Liz Moore lässt ihre beiden Arthurs ihre jeweiligen Geschichten erzählen, und sie tut das auf eine wunderbar stille, aber um so eindringlichere und fesselnde Weise. Wir erleben Kels Coming-of-age-Dramen, seinen Kampf um seine Identität. Und wir erleben den ehemaligen Literaturprofessor Arthur Opp der seit über einem Jahrzehnt sein Haus nicht mehr verlassen hat und gegen die Verwahrlosung kämpft. Die beiden Geschichten sind großartig montiert und von großer sprachlicher Kraft.

Der andere Arthur ist ein eindrücklicher und berührender Roman über Einsamkeit und über die Möglichkeiten, sie zu überwinden – durch Hilfe von anderen, aber mehr noch durch Hilfe für andere.

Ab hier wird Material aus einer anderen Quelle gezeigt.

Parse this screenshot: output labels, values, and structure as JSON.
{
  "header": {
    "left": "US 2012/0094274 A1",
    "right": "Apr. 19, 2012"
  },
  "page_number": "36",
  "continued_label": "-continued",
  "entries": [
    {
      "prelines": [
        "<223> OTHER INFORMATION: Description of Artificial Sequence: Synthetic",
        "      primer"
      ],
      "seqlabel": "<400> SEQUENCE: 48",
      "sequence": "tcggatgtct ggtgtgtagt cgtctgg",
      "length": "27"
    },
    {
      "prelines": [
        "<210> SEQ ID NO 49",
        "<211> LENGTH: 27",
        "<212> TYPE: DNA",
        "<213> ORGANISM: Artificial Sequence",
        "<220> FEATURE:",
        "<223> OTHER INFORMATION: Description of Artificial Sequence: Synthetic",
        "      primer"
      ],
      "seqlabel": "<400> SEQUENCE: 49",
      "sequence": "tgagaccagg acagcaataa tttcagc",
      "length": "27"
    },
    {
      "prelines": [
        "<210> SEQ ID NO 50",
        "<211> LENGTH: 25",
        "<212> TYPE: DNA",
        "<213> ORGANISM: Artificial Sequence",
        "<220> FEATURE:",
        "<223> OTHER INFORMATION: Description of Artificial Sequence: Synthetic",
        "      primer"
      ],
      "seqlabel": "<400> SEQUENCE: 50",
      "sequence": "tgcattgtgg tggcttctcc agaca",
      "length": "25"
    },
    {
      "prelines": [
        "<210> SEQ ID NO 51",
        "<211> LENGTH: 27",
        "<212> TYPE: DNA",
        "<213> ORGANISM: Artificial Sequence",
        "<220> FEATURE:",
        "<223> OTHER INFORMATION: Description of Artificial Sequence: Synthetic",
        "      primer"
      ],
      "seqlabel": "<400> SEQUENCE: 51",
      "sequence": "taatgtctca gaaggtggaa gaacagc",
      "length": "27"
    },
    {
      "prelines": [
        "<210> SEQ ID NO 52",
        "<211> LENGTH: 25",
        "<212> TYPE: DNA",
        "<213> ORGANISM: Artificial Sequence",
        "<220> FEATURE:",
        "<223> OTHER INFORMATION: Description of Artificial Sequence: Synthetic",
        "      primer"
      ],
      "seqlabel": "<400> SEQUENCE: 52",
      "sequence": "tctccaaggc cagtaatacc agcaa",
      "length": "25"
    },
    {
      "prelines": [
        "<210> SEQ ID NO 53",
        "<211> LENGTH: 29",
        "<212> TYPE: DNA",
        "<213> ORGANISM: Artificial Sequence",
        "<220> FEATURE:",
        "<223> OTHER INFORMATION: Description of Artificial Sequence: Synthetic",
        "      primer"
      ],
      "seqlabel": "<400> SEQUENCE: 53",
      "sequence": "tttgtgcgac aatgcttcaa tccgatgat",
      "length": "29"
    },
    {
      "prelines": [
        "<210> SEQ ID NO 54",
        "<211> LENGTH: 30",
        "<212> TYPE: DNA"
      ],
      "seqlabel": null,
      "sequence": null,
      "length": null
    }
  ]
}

Und das ist gerade heute eine sehr wichtige Erkenntnis, nicht nur für all die Mitarbeiter*innen der Einsamkeitsministerien, die gerade aus dem Boden gestampft werden.

(ausführliche Besprechung unten)

Verlag
C.H.Beck, 2026
Format
Gebunden
Seiten
377 Seiten
ISBN/EAN
978-3-406-84333-4
Preis
26,00 EUR

Zur Autorin/Zum Autor:

Liz Moore, geboren 1983, hat zunächst als Musikerin in New York gearbeitet und anschließend begonnen, Romane zu schreiben. Der andere Arthur ist 2012 unter dem Titel Heft in den USA erschienen und Liz Moores zweiter Roman. Bei C.H.Beck erschienen bereits ihre Romane “Long Bright River” (2020) und “Der Gott des Waldes” (2025), mit dem sie auch in Deutschland wochenlang unter den Top 10 der Spiegel-Bestsellerliste stand. Liz Moore lebt mit ihrer Familie in Philadelphia.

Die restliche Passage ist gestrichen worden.